Tuesday, March 31, 2026

Don't trade liberty for dystopian world

(My Eastern New Mexico News column for February 25, 2026)




It feels like the world, and America specifically, is becoming an authoritarian dystopia. More rules, harsher punishment, more surveillance; all leading to less liberty.

What disturbs me the most is how many people seem to think this is fine. Or actively demand it because they fear or hate other people or what other people might do. Government is always willing to violate your rights and will oblige when asked to do so.

Too many people will trade liberty for a false promise of safety- a hope for something government power can never provide.

As long as they believe "other people" are getting it worse than they are, they're fine with the police state being built around them. They seem genuinely shocked when it is inevitably used against them and their rights.

Enforcers- police- act as though they have rights above and beyond those possessed by "ordinary people". Their delusion is reinforced by a lack of accountability. This is how you know America is a police state, not a free country.

Those who are politically connected and powerful regularly commit the most awful crimes with no consequences, while people the state considers expendable are killed by enforcers for not obeying conflicting orders fast enough.

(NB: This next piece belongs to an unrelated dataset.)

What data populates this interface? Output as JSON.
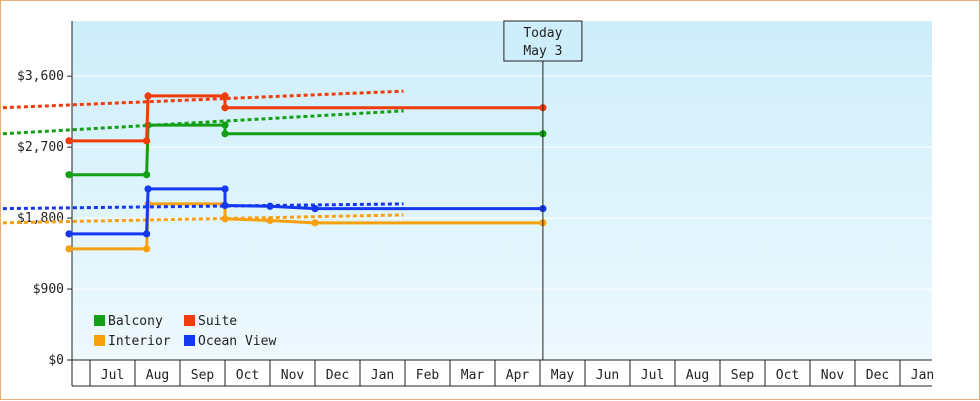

In the unlikely event consequences do come for the "elite", it's too little, too late, and a slap on the wrist compared to what would happen if you or I were in the same situation.

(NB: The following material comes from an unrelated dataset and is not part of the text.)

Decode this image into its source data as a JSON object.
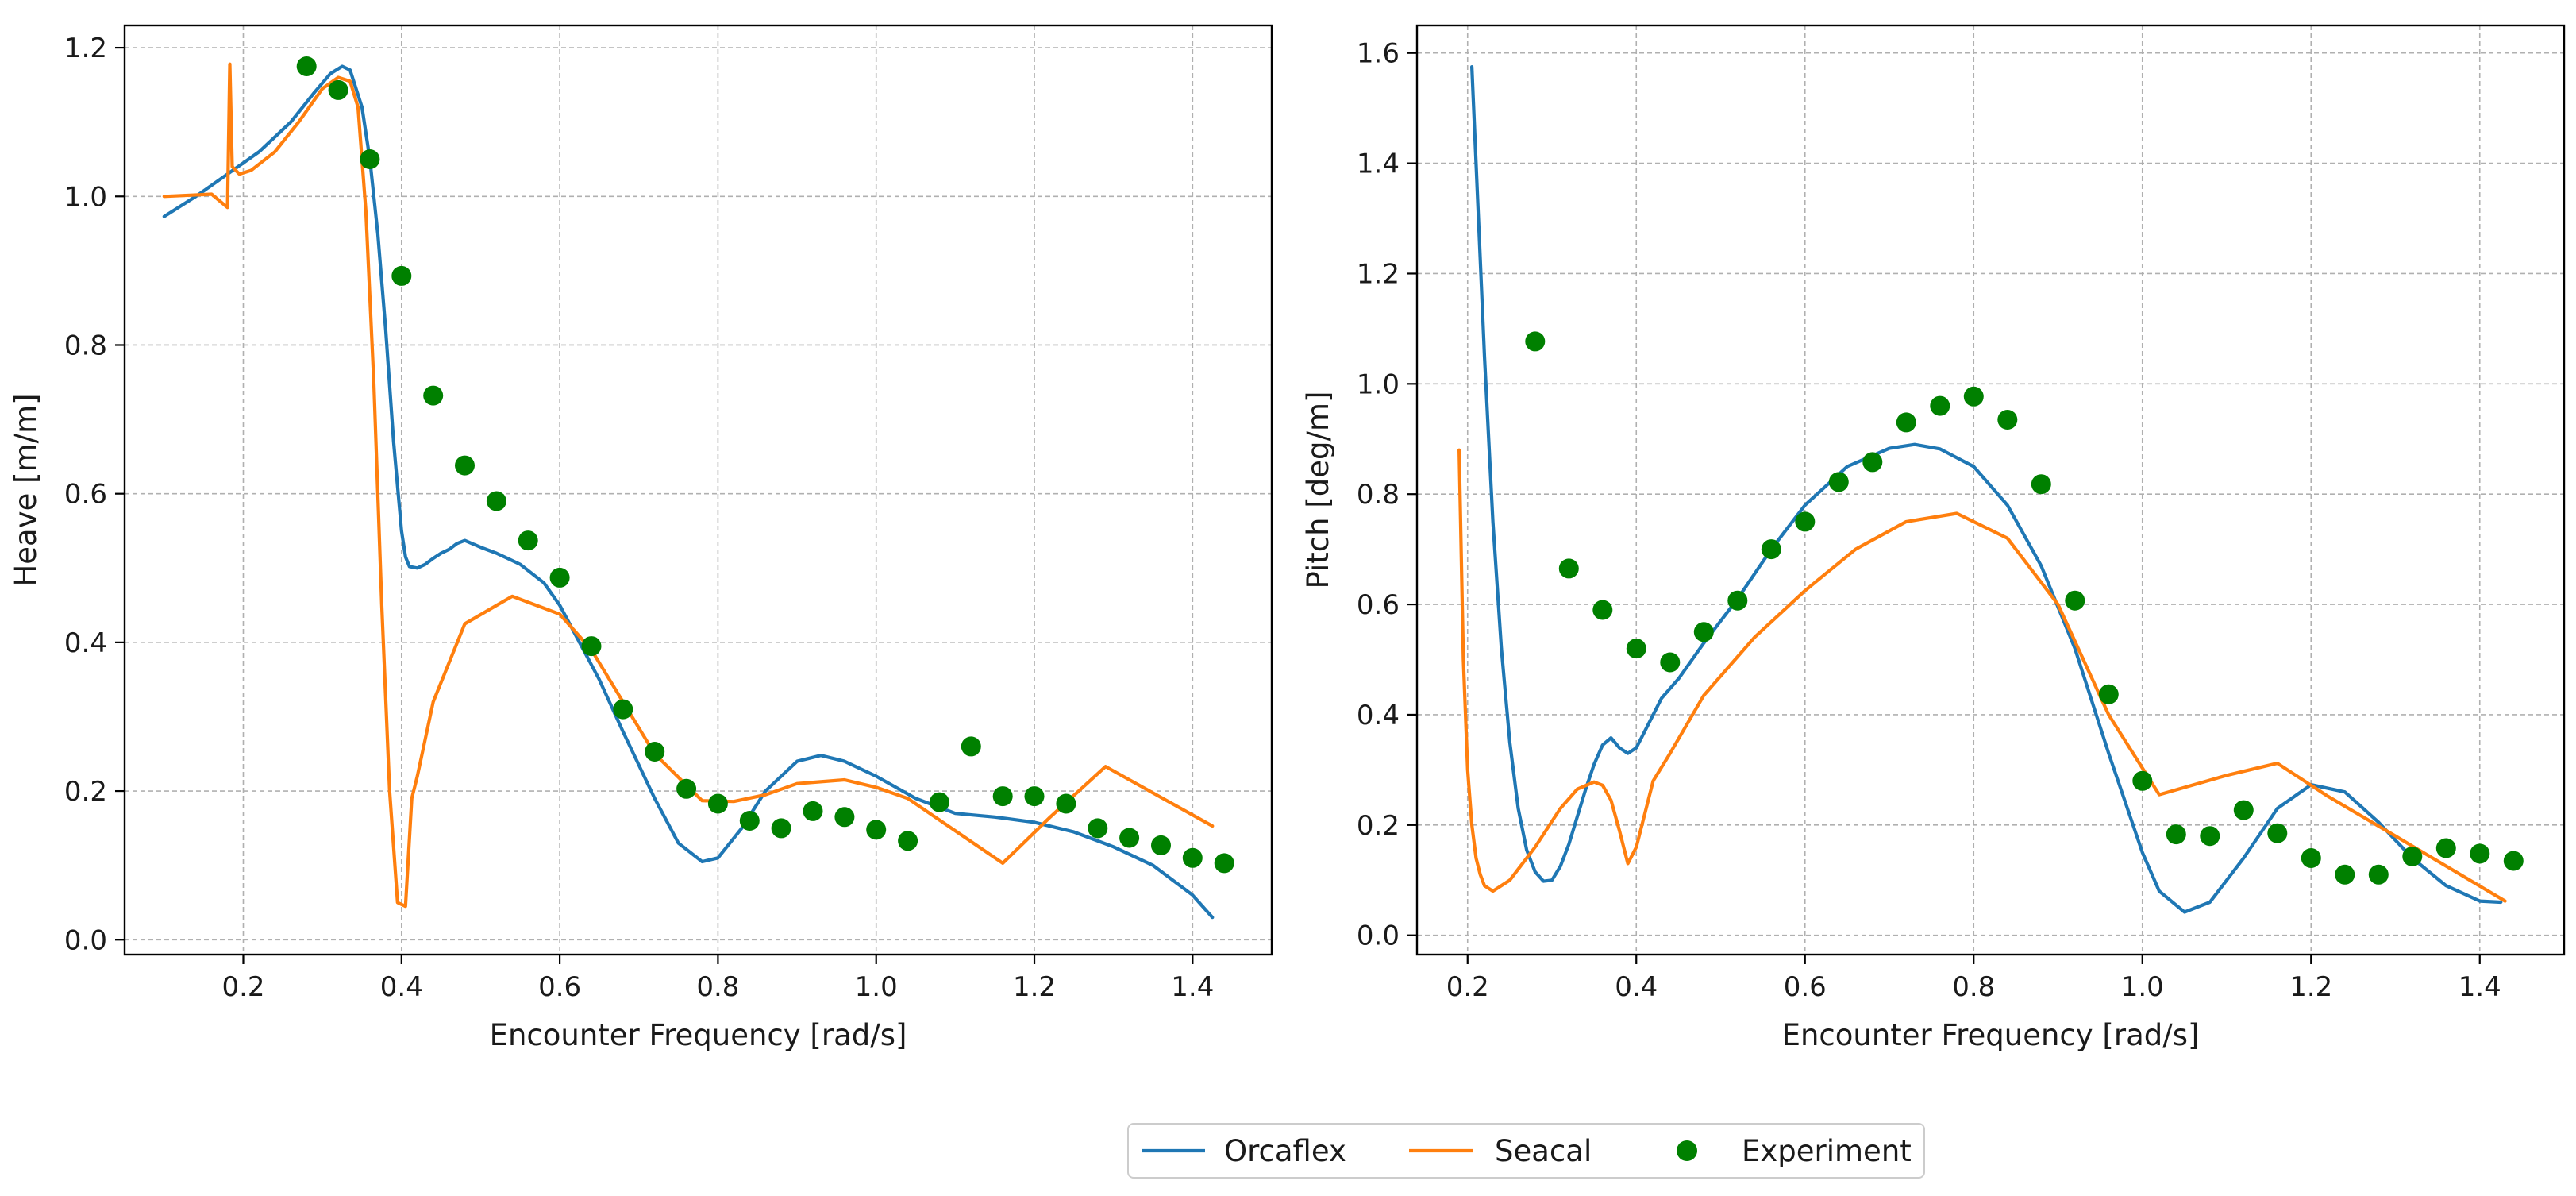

So, little by little, the dystopia grows. The police state gets worse. People who wish to be ruled deny it's a police state, but this doesn't change the facts.

Although libertarians are frequently accused of being utopian, we are the most grounded realists there are. We don't believe human nature permits some to rule over others. We realize that only the worst people are drawn down that path. I don't believe respecting liberty will result in Utopia, but it will make dystopia more difficult to maintain.

Most Utopias seem nightmarish to me, anyway. Pro-government people want to be protected, taken care of, and entertained. I want the liberty to do these things for myself, in ways that fit my values best. If your Utopia is someone else's authoritarian dystopia and violates anyone's rights in any way, you have no right to impose it on them. Not even if you're scared.

Utopia isn't an option; I wouldn't want it if it were. But I don't need your "safe" dystopia.